Trying to estimate a conditional probability in Bayesian setup, I think MAP is useful. trying to estimate a joint probability then MLE is useful. both method assumes that you have sufficiently large amount of data for modeling. if not then EM algorithm can help.
Keep in mind that MLE is the same as MAP estimation with a completely uninformative prior. If you have any useful prior information, then the posterior distribution will be "sharper" or more informative than the likelihood function, meaning that MAP will probably be what you want.
Theoretically, then, one could argue that you should always use MAP (possibly with an uninformative or minimally-informative prior). Given a tool that does MAP estimation you can always put in an uninformative prior to get MLE. Theoretically.
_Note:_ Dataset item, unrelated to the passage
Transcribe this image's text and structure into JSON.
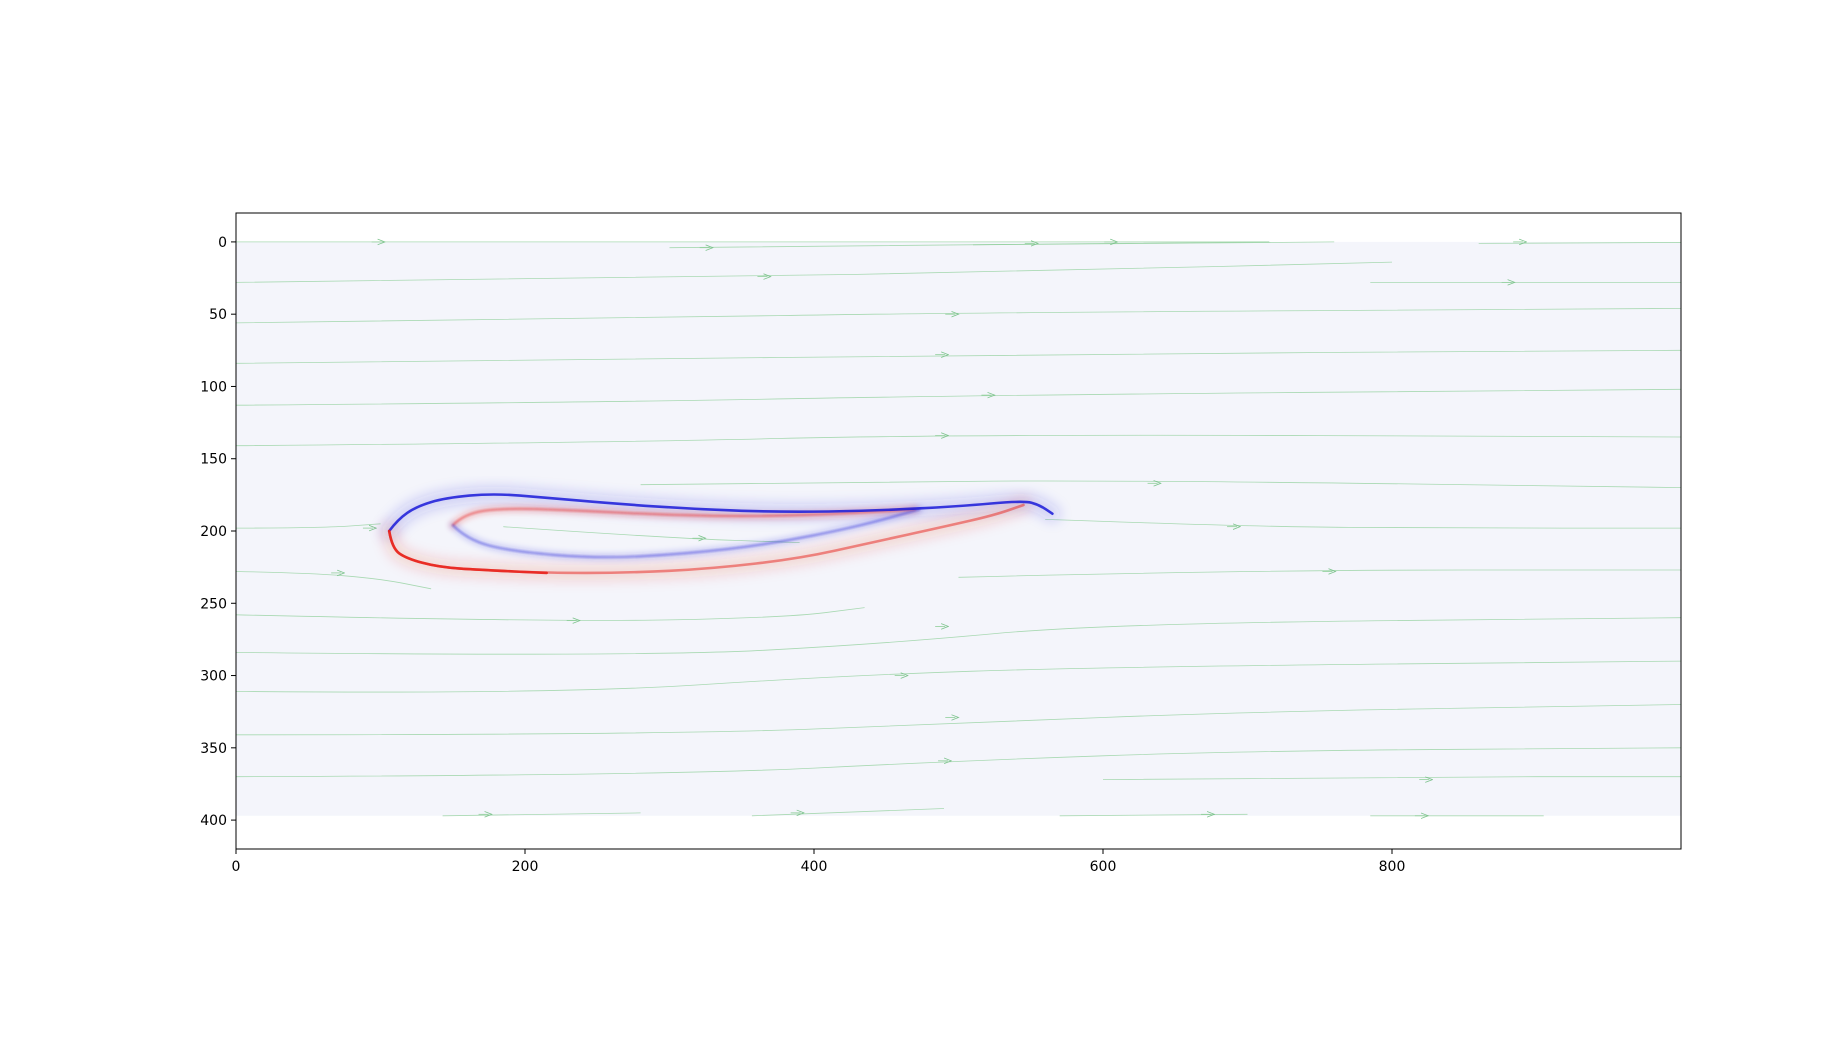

In practice, prior information is often lacking, hard to put into pdf form, or (worst of all) incorrect. It can be easier to just implement MLE in practice. As Fernando points out, MAP being better depends on there being actual correct information about the true state in the prior pdf. Whether that's true or not is situation-specific, of course. If your prior is dubious or hard to formulate, discard it (or set it to an uninformative pdf in the MAP framework, if you can do that) so as to trust the data and use MLE. If that doesn't give you a good enough answer, it's often cheaper, easier, and quicker to collect better (more informtive) data than try to mess around with expressing prior information you don't really have.
If one has enough data, then MLE and MAP will converge to same value. When data is less, it is better to apply MAP, of course prior has to be cool as others have mentioned.